Will the smartphone do for retailing what it did for photography?
Like a recession, we never quite see a tipping point when it happens. Tech seems to alter behavior in unpredictable ways. But, in fact, tech makes it possible to form the habits we unknowingly crave. We love TV, but we’re walking away from the TV set. We still make calls at home, but have abandoned land lines. You used to carry a point-and-shoot camera, and you still do — but now it’s in your smartphone.
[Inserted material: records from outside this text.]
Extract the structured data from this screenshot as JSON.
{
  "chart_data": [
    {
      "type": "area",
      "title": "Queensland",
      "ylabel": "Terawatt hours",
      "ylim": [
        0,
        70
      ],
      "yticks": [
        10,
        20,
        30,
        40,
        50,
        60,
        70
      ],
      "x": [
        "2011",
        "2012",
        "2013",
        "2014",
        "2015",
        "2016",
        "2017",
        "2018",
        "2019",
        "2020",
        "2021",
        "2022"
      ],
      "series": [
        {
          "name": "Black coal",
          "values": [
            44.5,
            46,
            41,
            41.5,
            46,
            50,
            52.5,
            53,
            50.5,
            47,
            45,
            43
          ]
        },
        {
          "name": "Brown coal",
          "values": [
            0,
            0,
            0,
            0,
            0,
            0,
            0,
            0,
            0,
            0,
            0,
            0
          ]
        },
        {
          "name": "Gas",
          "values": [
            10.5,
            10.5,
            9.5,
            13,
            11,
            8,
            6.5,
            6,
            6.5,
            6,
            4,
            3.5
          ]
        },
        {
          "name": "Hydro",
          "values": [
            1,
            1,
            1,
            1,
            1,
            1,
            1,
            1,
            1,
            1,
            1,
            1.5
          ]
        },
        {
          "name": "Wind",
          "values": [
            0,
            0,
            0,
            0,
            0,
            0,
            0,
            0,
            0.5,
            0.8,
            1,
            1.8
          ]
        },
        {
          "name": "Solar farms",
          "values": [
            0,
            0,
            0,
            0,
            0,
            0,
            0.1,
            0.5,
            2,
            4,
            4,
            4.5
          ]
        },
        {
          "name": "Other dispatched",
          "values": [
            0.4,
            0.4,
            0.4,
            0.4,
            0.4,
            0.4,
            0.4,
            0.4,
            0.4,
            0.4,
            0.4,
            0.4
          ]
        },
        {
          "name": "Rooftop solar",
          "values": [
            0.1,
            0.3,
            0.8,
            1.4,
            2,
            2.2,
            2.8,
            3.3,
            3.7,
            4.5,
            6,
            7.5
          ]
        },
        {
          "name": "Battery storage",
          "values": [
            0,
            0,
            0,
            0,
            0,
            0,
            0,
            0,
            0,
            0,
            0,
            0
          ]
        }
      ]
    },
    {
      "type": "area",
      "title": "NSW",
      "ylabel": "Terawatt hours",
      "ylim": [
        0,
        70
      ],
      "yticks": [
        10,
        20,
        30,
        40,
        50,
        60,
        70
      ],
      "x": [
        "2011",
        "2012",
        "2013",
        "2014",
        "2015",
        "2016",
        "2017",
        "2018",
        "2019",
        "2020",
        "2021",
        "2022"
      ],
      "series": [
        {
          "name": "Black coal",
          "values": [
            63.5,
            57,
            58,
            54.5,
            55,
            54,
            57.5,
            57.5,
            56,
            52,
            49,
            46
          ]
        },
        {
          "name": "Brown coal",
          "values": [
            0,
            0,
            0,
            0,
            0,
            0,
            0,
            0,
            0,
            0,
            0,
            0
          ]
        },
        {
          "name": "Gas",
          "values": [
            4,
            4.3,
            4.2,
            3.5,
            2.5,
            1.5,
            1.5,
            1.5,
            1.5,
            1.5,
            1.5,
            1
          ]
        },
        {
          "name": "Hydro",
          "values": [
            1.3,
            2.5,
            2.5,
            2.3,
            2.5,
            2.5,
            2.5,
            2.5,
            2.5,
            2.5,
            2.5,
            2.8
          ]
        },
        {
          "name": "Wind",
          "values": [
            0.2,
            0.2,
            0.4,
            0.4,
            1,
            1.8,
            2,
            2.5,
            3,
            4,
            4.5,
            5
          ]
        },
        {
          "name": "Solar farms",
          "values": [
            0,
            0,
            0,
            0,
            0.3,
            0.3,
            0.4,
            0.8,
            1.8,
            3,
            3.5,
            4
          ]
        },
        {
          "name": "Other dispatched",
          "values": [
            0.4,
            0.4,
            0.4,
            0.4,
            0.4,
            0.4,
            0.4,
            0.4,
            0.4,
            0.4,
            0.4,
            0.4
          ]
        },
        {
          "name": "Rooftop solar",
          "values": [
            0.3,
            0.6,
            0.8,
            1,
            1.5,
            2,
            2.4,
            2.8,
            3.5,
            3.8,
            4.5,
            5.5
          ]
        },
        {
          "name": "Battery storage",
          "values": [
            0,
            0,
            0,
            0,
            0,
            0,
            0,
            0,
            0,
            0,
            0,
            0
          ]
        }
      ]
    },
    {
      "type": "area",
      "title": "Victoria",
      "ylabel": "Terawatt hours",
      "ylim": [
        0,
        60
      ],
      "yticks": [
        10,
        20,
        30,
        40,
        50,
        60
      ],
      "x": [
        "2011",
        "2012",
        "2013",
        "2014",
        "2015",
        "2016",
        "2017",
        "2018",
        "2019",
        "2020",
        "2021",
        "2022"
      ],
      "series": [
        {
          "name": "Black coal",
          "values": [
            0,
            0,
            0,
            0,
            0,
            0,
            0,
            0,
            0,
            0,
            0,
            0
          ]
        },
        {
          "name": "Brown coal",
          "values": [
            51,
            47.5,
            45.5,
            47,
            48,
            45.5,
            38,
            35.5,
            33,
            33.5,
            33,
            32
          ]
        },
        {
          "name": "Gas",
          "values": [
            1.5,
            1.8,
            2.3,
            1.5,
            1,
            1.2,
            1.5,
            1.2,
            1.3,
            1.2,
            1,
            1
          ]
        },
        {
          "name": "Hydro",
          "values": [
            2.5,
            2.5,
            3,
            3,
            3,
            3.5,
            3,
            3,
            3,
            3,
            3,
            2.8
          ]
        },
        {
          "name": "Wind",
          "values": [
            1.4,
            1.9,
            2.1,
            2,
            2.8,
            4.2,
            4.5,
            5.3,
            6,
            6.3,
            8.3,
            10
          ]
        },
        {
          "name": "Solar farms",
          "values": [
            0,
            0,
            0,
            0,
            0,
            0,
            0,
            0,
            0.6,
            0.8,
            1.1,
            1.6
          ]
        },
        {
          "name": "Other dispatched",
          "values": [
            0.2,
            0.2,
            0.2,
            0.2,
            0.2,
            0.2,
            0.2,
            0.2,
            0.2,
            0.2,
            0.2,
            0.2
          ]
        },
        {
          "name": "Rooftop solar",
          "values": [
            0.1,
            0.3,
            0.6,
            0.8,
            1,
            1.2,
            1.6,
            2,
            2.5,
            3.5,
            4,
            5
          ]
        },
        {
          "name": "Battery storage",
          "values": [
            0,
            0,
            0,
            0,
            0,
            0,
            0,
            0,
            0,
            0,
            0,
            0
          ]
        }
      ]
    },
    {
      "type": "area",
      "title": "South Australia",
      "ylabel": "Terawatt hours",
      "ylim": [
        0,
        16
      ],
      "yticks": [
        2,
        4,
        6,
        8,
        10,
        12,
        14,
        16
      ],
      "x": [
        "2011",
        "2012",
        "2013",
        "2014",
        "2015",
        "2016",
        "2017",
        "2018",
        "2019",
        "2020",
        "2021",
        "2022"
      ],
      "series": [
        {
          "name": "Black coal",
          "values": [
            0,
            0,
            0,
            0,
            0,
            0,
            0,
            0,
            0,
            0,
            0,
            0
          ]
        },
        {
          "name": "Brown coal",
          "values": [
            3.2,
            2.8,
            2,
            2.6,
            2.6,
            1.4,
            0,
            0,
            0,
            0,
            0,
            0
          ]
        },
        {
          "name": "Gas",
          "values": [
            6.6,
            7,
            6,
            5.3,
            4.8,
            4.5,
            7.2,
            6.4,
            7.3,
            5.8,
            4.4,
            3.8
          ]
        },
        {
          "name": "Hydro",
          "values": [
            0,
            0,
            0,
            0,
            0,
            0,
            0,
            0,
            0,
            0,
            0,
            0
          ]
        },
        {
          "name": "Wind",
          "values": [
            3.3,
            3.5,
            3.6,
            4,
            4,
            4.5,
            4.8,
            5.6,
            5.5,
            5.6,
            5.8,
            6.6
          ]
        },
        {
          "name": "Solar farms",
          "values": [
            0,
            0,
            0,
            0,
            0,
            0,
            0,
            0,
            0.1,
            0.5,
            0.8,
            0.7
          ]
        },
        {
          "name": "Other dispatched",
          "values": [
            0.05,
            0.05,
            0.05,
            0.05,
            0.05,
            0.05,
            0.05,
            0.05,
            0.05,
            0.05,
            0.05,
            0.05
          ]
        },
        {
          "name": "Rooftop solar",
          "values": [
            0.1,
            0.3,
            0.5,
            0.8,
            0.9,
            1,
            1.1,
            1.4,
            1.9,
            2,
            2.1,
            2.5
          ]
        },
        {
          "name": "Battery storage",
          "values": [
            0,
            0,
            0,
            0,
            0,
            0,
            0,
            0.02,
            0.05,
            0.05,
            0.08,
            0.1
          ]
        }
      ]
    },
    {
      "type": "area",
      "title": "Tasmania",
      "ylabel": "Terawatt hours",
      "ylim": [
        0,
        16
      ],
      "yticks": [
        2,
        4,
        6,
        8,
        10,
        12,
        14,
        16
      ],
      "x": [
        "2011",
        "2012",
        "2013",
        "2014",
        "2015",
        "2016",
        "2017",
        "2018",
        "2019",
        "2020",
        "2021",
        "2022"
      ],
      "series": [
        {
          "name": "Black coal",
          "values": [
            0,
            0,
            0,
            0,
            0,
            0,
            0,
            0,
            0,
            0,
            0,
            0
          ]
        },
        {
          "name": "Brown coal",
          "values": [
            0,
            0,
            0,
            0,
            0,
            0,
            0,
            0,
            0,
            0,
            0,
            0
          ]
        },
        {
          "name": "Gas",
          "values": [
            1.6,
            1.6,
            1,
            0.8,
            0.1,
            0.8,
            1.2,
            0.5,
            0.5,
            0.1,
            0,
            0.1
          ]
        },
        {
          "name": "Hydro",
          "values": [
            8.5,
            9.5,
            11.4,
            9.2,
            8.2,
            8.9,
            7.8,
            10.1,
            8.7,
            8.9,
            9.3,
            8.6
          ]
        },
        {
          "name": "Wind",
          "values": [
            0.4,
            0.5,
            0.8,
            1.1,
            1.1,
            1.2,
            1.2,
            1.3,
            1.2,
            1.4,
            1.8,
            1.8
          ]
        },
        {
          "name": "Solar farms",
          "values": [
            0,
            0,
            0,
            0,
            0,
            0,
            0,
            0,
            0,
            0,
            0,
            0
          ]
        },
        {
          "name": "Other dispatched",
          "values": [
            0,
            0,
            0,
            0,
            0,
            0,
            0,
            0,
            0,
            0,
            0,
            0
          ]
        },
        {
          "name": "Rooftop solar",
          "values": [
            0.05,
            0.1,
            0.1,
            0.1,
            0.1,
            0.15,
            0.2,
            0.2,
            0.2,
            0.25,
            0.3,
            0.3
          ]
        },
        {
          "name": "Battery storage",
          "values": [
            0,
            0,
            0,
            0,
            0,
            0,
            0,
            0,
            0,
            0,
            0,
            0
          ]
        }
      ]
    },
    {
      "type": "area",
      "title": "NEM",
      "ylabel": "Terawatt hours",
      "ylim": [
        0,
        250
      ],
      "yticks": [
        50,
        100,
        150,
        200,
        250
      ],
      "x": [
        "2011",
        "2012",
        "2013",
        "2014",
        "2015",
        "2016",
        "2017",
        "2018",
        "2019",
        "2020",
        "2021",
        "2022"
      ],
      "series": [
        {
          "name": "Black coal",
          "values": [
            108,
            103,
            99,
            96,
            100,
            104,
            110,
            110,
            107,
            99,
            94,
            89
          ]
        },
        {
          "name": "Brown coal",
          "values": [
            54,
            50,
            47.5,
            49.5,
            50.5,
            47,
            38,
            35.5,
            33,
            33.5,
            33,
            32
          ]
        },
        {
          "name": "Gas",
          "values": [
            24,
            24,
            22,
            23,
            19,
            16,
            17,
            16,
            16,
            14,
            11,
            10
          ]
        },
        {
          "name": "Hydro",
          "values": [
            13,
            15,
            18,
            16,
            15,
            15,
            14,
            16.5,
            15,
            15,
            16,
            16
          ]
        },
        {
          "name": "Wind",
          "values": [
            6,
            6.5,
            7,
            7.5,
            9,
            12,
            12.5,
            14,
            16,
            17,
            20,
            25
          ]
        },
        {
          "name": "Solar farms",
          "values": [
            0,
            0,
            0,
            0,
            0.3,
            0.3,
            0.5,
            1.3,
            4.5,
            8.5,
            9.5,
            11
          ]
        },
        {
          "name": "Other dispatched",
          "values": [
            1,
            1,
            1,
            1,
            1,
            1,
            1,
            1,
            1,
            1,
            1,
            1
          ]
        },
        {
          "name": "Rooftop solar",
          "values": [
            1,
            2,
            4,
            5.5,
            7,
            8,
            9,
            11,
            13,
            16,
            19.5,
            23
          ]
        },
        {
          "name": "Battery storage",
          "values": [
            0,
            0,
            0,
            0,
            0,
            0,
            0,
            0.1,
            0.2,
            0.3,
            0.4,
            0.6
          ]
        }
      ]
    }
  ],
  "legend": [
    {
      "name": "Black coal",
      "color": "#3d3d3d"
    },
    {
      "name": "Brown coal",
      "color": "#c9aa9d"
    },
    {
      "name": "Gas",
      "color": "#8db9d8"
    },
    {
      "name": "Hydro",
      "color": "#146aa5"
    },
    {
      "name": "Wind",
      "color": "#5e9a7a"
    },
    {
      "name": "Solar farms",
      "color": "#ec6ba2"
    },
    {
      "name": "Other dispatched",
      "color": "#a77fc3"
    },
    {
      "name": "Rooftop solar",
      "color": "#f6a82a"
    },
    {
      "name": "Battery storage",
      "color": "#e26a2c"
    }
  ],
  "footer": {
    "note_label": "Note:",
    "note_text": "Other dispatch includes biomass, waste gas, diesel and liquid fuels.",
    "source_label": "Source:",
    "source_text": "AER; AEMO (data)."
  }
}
Google’s full-throttled entry into the mobile payments space last week removed any doubt that this is the make-or-break year for the digital wallet. Google is backing a technology called Near Field Communication (NFC), which will require a new chip in smartphones. This tech has been around for a while, deployed in payment dongles and proximity credit cards, but there now seems to be critical mass for handset makers to include it in the next generation of phones. Google’s Android mobile phone software powers about 1/3 of the world’s smartphones, and it’s growing fast. Another quarter comes form Apple, which has been mum on NFC but is expected to get on board. (Apple controls both the hardware and software for the iPhone.)
The reason the credit card hasn’t changed one bit since Diner’s Club invented it 60 years ago (from the consumer’s perspective) is because it hasn’t had to. It does exactly what we want, with minimal friction.